Running 0.13.0 snapshot, local gateway. We have 78 shards, 28M docs,
170G of data.

When adding a new node to the cluster, after all the shards are
reallocated, I see a small difference in total number of docs (seen
via REST api). During the shard re-allocations, we were actively
indexing (but at a modest steady state rate). Rerunning transactions
from the past hour, allowed search counts to become consistent.

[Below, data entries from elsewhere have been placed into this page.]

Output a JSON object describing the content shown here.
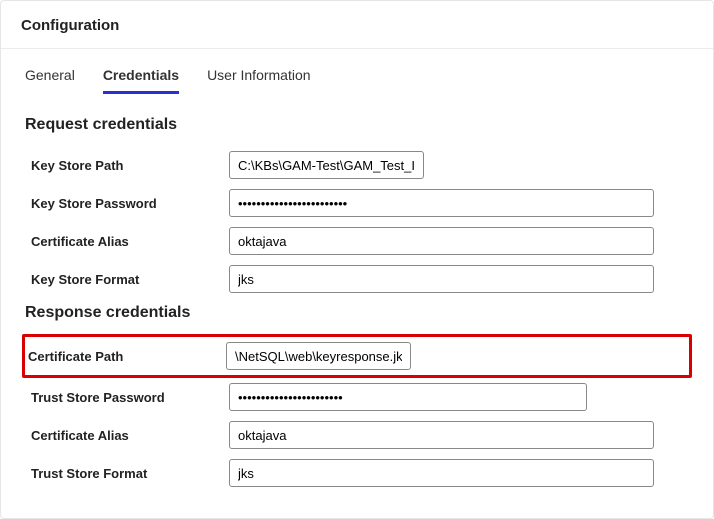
{
  "header": {
    "title": "Configuration"
  },
  "tabs": {
    "general": "General",
    "credentials": "Credentials",
    "userinfo": "User Information"
  },
  "request": {
    "title": "Request credentials",
    "keyStorePath": {
      "label": "Key Store Path",
      "value": "C:\\KBs\\GAM-Test\\GAM_Test_II"
    },
    "keyStorePassword": {
      "label": "Key Store Password",
      "value": "••••••••••••••••••••••••"
    },
    "certAlias": {
      "label": "Certificate Alias",
      "value": "oktajava"
    },
    "keyStoreFormat": {
      "label": "Key Store Format",
      "value": "jks"
    }
  },
  "response": {
    "title": "Response credentials",
    "certPath": {
      "label": "Certificate Path",
      "value": "\\NetSQL\\web\\keyresponse.jks"
    },
    "trustStorePassword": {
      "label": "Trust Store Password",
      "value": "•••••••••••••••••••••••"
    },
    "certAlias": {
      "label": "Certificate Alias",
      "value": "oktajava"
    },
    "trustStoreFormat": {
      "label": "Trust Store Format",
      "value": "jks"
    }
  }
}
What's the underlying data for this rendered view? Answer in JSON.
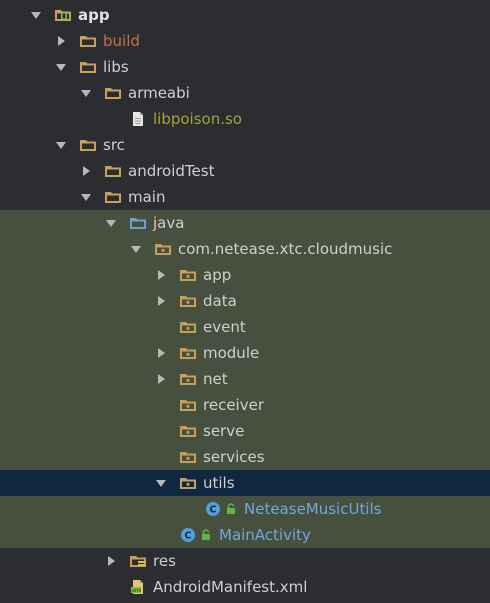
{
  "tree": {
    "app": "app",
    "build": "build",
    "libs": "libs",
    "armeabi": "armeabi",
    "libpoison": "libpoison.so",
    "src": "src",
    "androidTest": "androidTest",
    "main": "main",
    "java": "java",
    "package": "com.netease.xtc.cloudmusic",
    "pkg_app": "app",
    "pkg_data": "data",
    "pkg_event": "event",
    "pkg_module": "module",
    "pkg_net": "net",
    "pkg_receiver": "receiver",
    "pkg_serve": "serve",
    "pkg_services": "services",
    "pkg_utils": "utils",
    "netease_music_utils": "NeteaseMusicUtils",
    "main_activity": "MainActivity",
    "res": "res",
    "manifest": "AndroidManifest.xml"
  },
  "colors": {
    "background": "#2b2d30",
    "source_root_bg": "#47503f",
    "selection_bg": "#0f2740",
    "excluded_text": "#c9704a",
    "library_text": "#a6a23a",
    "class_text": "#6fa8dc",
    "folder": "#c6a05a"
  }
}
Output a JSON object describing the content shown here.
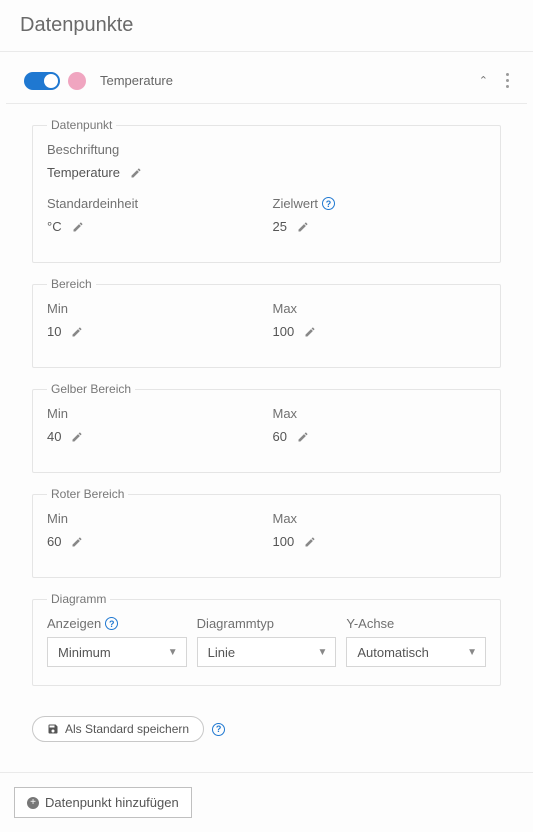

This happened on two different clusters. In the first there was one
node and the second was added. The second time, two nodes were in the
cluster and the third node was added. In both cases, all the machines
in the cluster are identical hardware.

Please let me know what log files you may be interested in.

Thanks,

David

Do you remember which 0.13 snapshot you are working on? Maybe what date? I
have long running tests that simulate this, and did not come across it. Can
you share more info on number of indices, shards per index? I can try and
simulate it here....

-shay.banon

On Wed, Dec 1, 2010 at 1:34 AM, dbenson dbenson@dbenson.net wrote:

Running 0.13.0 snapshot, local gateway. We have 78 shards, 28M docs,
170G of data.

When adding a new node to the cluster, after all the shards are
reallocated, I see a small difference in total number of docs (seen
via REST api). During the shard re-allocations, we were actively
indexing (but at a modest steady state rate). Rerunning transactions
from the past hour, allowed search counts to become consistent.

This happened on two different clusters. In the first there was one
node and the second was added. The second time, two nodes were in the
cluster and the third node was added. In both cases, all the machines
in the cluster are identical hardware.

Please let me know what log files you may be interested in.

Thanks,

David

Wow brain fart on my part, we're on 0.13.0 release.

_status dump is here https://gist.github.com/723879

I will try and simulate it, I have a pretty extensive test that checks data
does not get lost in such cases. One last question, how do you tell that the
docs are different, is that based on the index status API?

On Wed, Dec 1, 2010 at 7:41 PM, dbenson dbenson@dbenson.net wrote:

Wow brain fart on my part, we're on 0.13.0 release.

_status dump is here Index Status · GitHub

Sorry for the delay in responding. The difference was visible via the
REST api, when issuing a search across all indexes, all docs
http://localhost:9200/_search?q=*:*

Issuing the same search via the Java APIs didn't show a document count
difference. I had an opportunity to restart the cluster during a
planned maintenance window and afterwards the document count
discrepancy went away from the REST api.

David

On Dec 2, 9:50 am, Shay Banon shay.ba...@elasticsearch.com wrote:

I will try and simulate it, I have a pretty extensive test that checks data
does not get lost in such cases. One last question, how do you tell that the
docs are different, is that based on the index status API?

On Wed, Dec 1, 2010 at 7:41 PM, dbenson dben...@dbenson.net wrote:

Wow brain fart on my part, we're on 0.13.0 release.

_status dump is herehttps://gist.github.com/723879